Dafür überqueren wir auf schwindelerregend hohen Brücken mehrmals das Tal. Manche unserer Mitreisenden getrauen sich kaum noch aus dem Fenster zu schauen und krallen ihre Finger ins Sitzpolster.

In Locarno endet die Fahrt so, wie sie in Domodossola begann – im Untergrund unter den Geleisen.
Wir sind heute nicht nur wegen lustig nach Locarno gefahren. Nein, Frau G. hat gestern in einem Schaufenster sooo tolle „Sommerschuhe“ gesehen und will sie heute unbedingt anprobieren. Als sie sie dann anhat, sehen sie aus wie Hufe.

Später fahren wir wieder mit der Centovalli-Bahn zurück und nächtigen neben dem Bahnhof Domodossola. Morgen ist Markttag und wir wollen früh da sein.

1. Juni 2016

Centovalli: das Tal der Kaminfeger

Strahlendblauer Himmel über Verscio. Wobei hier im Centovalli der Himmel bloss ein blauer Streifen zwischen den bewaldeten Steilhängen ist. Wir brummen genüsslich dem engen Tal entlang. Die Strasse ist schmal und kurvig; manchmal auch steil. Links geht es manchmal fast senkrecht in die Schlucht hinunter.
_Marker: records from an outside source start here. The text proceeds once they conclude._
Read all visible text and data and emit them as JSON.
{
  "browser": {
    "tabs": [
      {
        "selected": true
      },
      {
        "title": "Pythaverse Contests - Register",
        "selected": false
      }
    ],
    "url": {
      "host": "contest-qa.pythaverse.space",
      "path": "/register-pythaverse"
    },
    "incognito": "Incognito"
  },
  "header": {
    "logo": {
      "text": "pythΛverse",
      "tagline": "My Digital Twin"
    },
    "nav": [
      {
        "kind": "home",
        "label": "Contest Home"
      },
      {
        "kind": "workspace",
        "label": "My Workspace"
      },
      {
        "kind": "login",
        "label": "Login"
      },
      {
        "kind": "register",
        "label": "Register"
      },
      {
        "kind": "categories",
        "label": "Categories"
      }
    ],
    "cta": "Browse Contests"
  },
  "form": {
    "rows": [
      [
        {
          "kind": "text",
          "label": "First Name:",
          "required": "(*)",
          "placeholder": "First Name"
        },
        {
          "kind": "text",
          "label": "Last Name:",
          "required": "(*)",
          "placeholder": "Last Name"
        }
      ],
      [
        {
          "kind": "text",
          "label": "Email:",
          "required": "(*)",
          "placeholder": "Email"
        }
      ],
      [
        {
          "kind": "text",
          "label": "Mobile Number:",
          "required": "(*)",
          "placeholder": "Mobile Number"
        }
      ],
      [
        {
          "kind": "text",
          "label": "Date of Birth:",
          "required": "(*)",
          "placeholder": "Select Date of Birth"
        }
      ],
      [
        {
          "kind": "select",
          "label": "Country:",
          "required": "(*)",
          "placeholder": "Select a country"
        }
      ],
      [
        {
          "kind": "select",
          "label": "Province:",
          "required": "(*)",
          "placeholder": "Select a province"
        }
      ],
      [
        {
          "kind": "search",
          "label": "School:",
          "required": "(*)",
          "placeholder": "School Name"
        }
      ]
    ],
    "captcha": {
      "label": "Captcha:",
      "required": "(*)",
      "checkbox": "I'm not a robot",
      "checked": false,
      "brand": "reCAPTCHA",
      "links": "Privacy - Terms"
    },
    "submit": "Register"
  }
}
Die kleinen Dörfer kleben am Steilhang und die Strasse würgt sich zwischen den Häusern hindurch. Ab und zu sehen wir die Bahnlinie der Centovallibahn. Mich begeistern die kühnen Brücken, die himmelhoch die Schlucht überqueren.

Das erste richtige Dorf nach der Schweizergrenze heisst „Re“ und ist bloss eine Handvoll Häuser und eine Kirche. Aber eine was für welche? Ein richtiger Kirchenpalast aus einheimischem Gneis und mit Kuppeln wie eine türkische Moschee.

Die Basilika von Re, „Santuario Della Madonna Del Sangue“, ist ein weitherum beliebter Wallfahrtsort und ist der „heiligen blutenden Maria“ gewidmet. Sie gilt als ganz besonders wundertätig und hilft vor allem bei Geburten. Im Inneren hängen Hunderte von Geburtsandenken die Wände.
Ganz besonders schön sind die modernen Glasfenster. Jetzt in der Morgensonne werfen sie bunte Flecken auf das Mauerwerk und die baumdicken Granitsäulen.

Nach Re geht das Centovalli nahtlos in das Valle Vigezzo über. Im Dorfzentrum von Santa Maria Maggiore stehen einige prächtig bemalte Häuser. Und ich vergesse sie zu fotografieren! Und hier steht auch das Kaminfeger-Museum, das die traurige Geschichte der Spazzacamino, der Kaminfeger-Buben, erzählt. Aber das ist eine andere Geschichte …

Das Wetter verschlechtert sich rasant. Als wir Domodossola erreichen ist es trübgrau und es sieht nach Regen aus. Wir lassen uns ganz in der Nähe des Bahnhofes häuslich nieder..

31. Mai 2016

Centovalli: Locarno und so

Am letzten Wochenende hatte die katholische Schweiz schon wieder Feiertag und wir nutzen die Gunst der Stunde für eine Reise in den Süden. Die Wetterprognose ist zwar nicht so verlockend, aber im Moment ist es schön und wir fahren über den Gotthardpass. Manche Schneemauern sind noch haushoch, doch auf der Südseite des Passes ist es schon aper.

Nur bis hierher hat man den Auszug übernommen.